Optimizing for synthesis and reflection over reading and listening

Our lives right now are built around consumption. Media companies have somehow convinced us that there are few things that matter more than staying up to date. So, we get free newsletters with stunning content and, generally, a link to subscribe to get more.

Media personalities (including venture capitalists and star entrepreneurs) all have podcasts and blogs for us to listen to. Many of this stuff is actually interesting.

There are more “summits” about various topics with lists of YouTube videos to watch than ever before.

So, naturally, we have more of us walking around wishing we had time to read, listen and watch all this content. And, aside from the fact that “catching up” is a fool’s errand (it is impossible), we are better served by doing less consumption and more creation. Creation contributes more to learning and happiness than consumption.

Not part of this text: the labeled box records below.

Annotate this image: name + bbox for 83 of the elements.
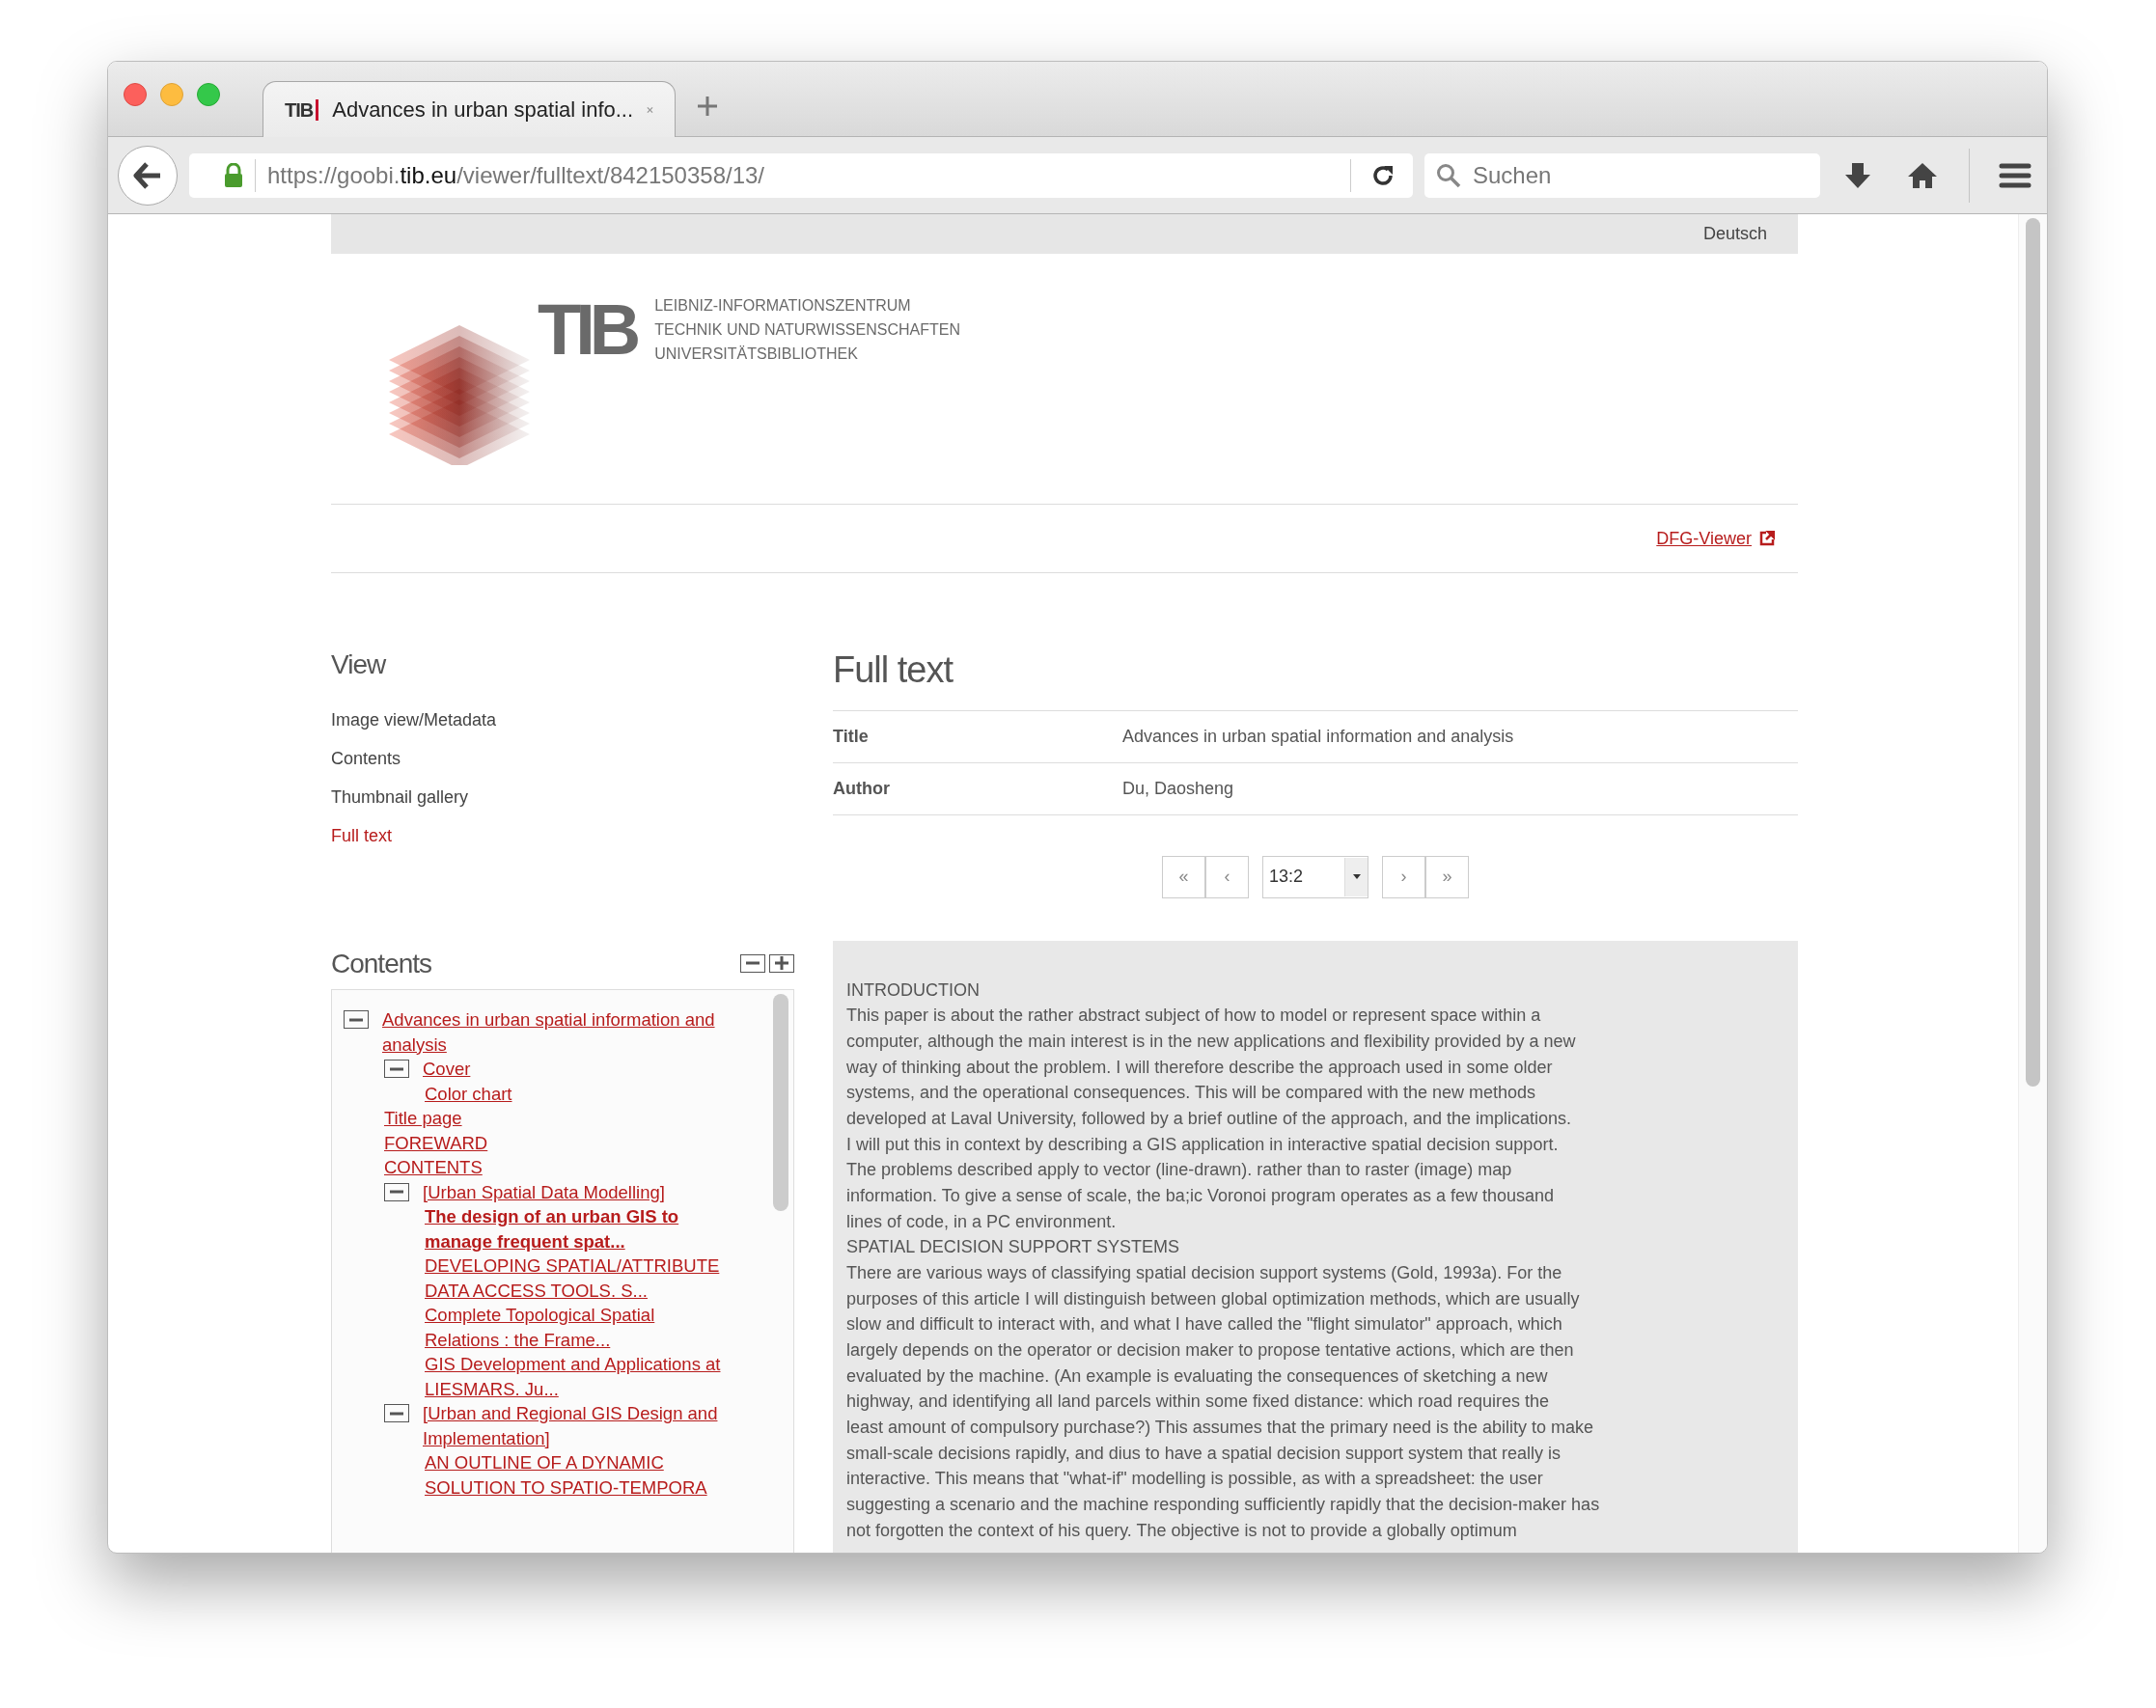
back-arrow-icon: [133, 161, 162, 189]
caret-icon: [1352, 874, 1361, 880]
expand-all-button[interactable]: [769, 953, 794, 973]
text-line: This paper is about the rather abstract subject of how to model or represent space within a: [846, 1005, 1541, 1028]
tree-item-link[interactable]: GIS Development and Applications at LIESMARS. Ju...: [425, 1352, 728, 1402]
view-heading: View: [331, 648, 386, 681]
tree-item-link[interactable]: [Urban and Regional GIS Design and Implementation]: [423, 1401, 728, 1451]
text-line: developed at Laval University, followed by a brief outline of the approach, and the implications.: [846, 1107, 1572, 1130]
plus-icon: [774, 956, 789, 971]
minus-icon: [389, 1190, 404, 1195]
text-line: The problems described apply to vector (line-drawn). rather than to raster (image) map: [846, 1159, 1512, 1182]
text-line: information. To give a sense of scale, the ba;ic Voronoi program operates as a few thousand: [846, 1184, 1555, 1207]
logo-text: TIB: [538, 294, 637, 366]
tree-item-link[interactable]: The design of an urban GIS to manage frequent spat...: [425, 1204, 728, 1254]
address-field[interactable]: https://goobi.tib.eu/viewer/fulltext/842150358/13/: [189, 152, 1413, 198]
tree-item-link[interactable]: [Urban Spatial Data Modelling]: [423, 1179, 665, 1205]
tree-toggle-button[interactable]: [344, 1010, 369, 1030]
dfg-viewer-link[interactable]: DFG-Viewer: [1656, 525, 1775, 552]
tree-item-link[interactable]: Cover: [423, 1057, 471, 1082]
first-page-button[interactable]: «: [1162, 855, 1205, 898]
tree-item-link[interactable]: Advances in urban spatial information and analysis: [382, 1007, 728, 1058]
search-field[interactable]: Suchen: [1424, 152, 1820, 198]
minus-icon: [745, 961, 760, 966]
text-line: evaluated by the machine. (An example is evaluating the consequences of sketching a new: [846, 1364, 1548, 1388]
minus-icon: [389, 1411, 404, 1416]
view-menu-item[interactable]: Image view/Metadata: [331, 700, 497, 739]
text-line: suggesting a scenario and the machine responding sufficiently rapidly that the decision-maker has: [846, 1494, 1600, 1517]
tree-item-link[interactable]: AN OUTLINE OF A DYNAMIC SOLUTION TO SPATIO-TEMPORA: [425, 1450, 728, 1501]
text-line: systems, and the operational consequences. This will be compared with the new methods: [846, 1082, 1536, 1105]
page-select[interactable]: 13:2: [1262, 855, 1368, 898]
close-window-button[interactable]: [124, 82, 147, 106]
text-line: There are various ways of classifying spatial decision support systems (Gold, 1993a). For the: [846, 1262, 1562, 1284]
favicon: TIB: [285, 98, 319, 121]
contents-heading: Contents: [331, 947, 432, 980]
scrollbar-thumb[interactable]: [2026, 218, 2040, 1087]
view-menu-item[interactable]: Contents: [331, 738, 401, 778]
text-line: least amount of compulsory purchase?) This assumes that the primary need is the ability to make: [846, 1417, 1594, 1439]
last-page-button[interactable]: »: [1425, 855, 1469, 898]
text-line: way of thinking about the problem. I will therefore describe the approach used in some older: [846, 1056, 1553, 1079]
tree-item-link[interactable]: Color chart: [425, 1081, 512, 1107]
language-link[interactable]: Deutsch: [1702, 221, 1767, 247]
full-text-heading: Full text: [833, 648, 954, 692]
text-line: highway, and identifying all land parcels within some fixed distance: which road requires the: [846, 1391, 1550, 1414]
metadata-label: Title: [833, 726, 869, 746]
browser-tab[interactable]: TIB Advances in urban spatial info...: [263, 81, 676, 137]
tree-item-link[interactable]: Complete Topological Spatial Relations : the Frame...: [425, 1303, 728, 1353]
text-line: purposes of this article I will distinguish between global optimization methods, which are usually: [846, 1287, 1580, 1310]
text-line: I will put this in context by describing a GIS application in interactive spatial decision support.: [846, 1133, 1559, 1156]
search-icon: [1436, 162, 1461, 188]
tree-item-link[interactable]: FOREWARD: [384, 1130, 488, 1156]
text-line: SPATIAL DECISION SUPPORT SYSTEMS: [846, 1236, 1180, 1259]
lock-icon: [224, 162, 243, 188]
text-line: slow and difficult to interact with, and what I have called the "flight simulator" approach, which: [846, 1313, 1562, 1336]
logo-subtitle: LEIBNIZ-INFORMATIONSZENTRUM: [654, 296, 911, 316]
text-line: INTRODUCTION: [846, 978, 980, 1002]
tree-toggle-button[interactable]: [384, 1404, 409, 1423]
text-line: interactive. This means that "what-if" modelling is possible, as with a spreadsheet: the user: [846, 1468, 1543, 1491]
collapse-all-button[interactable]: [740, 953, 765, 973]
external-link-icon: [1759, 531, 1775, 546]
metadata-value: Advances in urban spatial information and analysis: [1122, 726, 1514, 746]
tree-item-link[interactable]: Title page: [384, 1106, 462, 1131]
tree-toggle-button[interactable]: [384, 1060, 409, 1079]
tree-item-link[interactable]: DEVELOPING SPATIAL/ATTRIBUTE DATA ACCESS TOOLS. S...: [425, 1253, 728, 1304]
new-tab-icon[interactable]: [697, 95, 718, 117]
tab-title: Advances in urban spatial info...: [332, 96, 634, 124]
text-line: lines of code, in a PC environment.: [846, 1210, 1117, 1233]
metadata-label: Author: [833, 778, 890, 798]
text-line: largely depends on the operator or decision maker to propose tentative actions, which are then: [846, 1339, 1574, 1362]
next-page-button[interactable]: ›: [1382, 855, 1425, 898]
view-menu-item[interactable]: Full text: [331, 815, 393, 855]
text-line: computer, although the main interest is in the new applications and flexibility provided by a new: [846, 1030, 1576, 1053]
metadata-value: Du, Daosheng: [1122, 778, 1234, 798]
logo-subtitle: TECHNIK UND NATURWISSENSCHAFTEN: [654, 320, 960, 340]
text-line: not forgotten the context of his query. The objective is not to provide a globally optimum: [846, 1519, 1517, 1542]
tree-item-link[interactable]: CONTENTS: [384, 1155, 483, 1180]
previous-page-button[interactable]: ‹: [1205, 855, 1249, 898]
minus-icon: [348, 1017, 364, 1022]
minus-icon: [389, 1066, 404, 1071]
tree-toggle-button[interactable]: [384, 1182, 409, 1201]
logo-subtitle: UNIVERSITÄTSBIBLIOTHEK: [654, 344, 858, 364]
scrollbar-thumb[interactable]: [773, 994, 788, 1212]
view-menu-item[interactable]: Thumbnail gallery: [331, 777, 469, 816]
text-line: small-scale decisions rapidly, and dius to have a spatial decision support system that really is: [846, 1442, 1562, 1465]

How do we that? Pick the best long article, podcast or video and, instead of moving to the next one, substitute that time with time for synthesis. Feel free to take notes during the process. However, these notes are only useful if we take the time to synthesize them afterward. Good synthesis, in turn, requires time to reflect.

And, if it is all too hard to resist the temptation of clicking on the next article or video, shut off the internet and get hold of a book on a topic you like. Then, repeat the above process.

We don’t learn effectively when we consume. We learn when we synthesize and reflect.

In the age of consumption, it is worth reminding ourselves that more is not better. Better is better.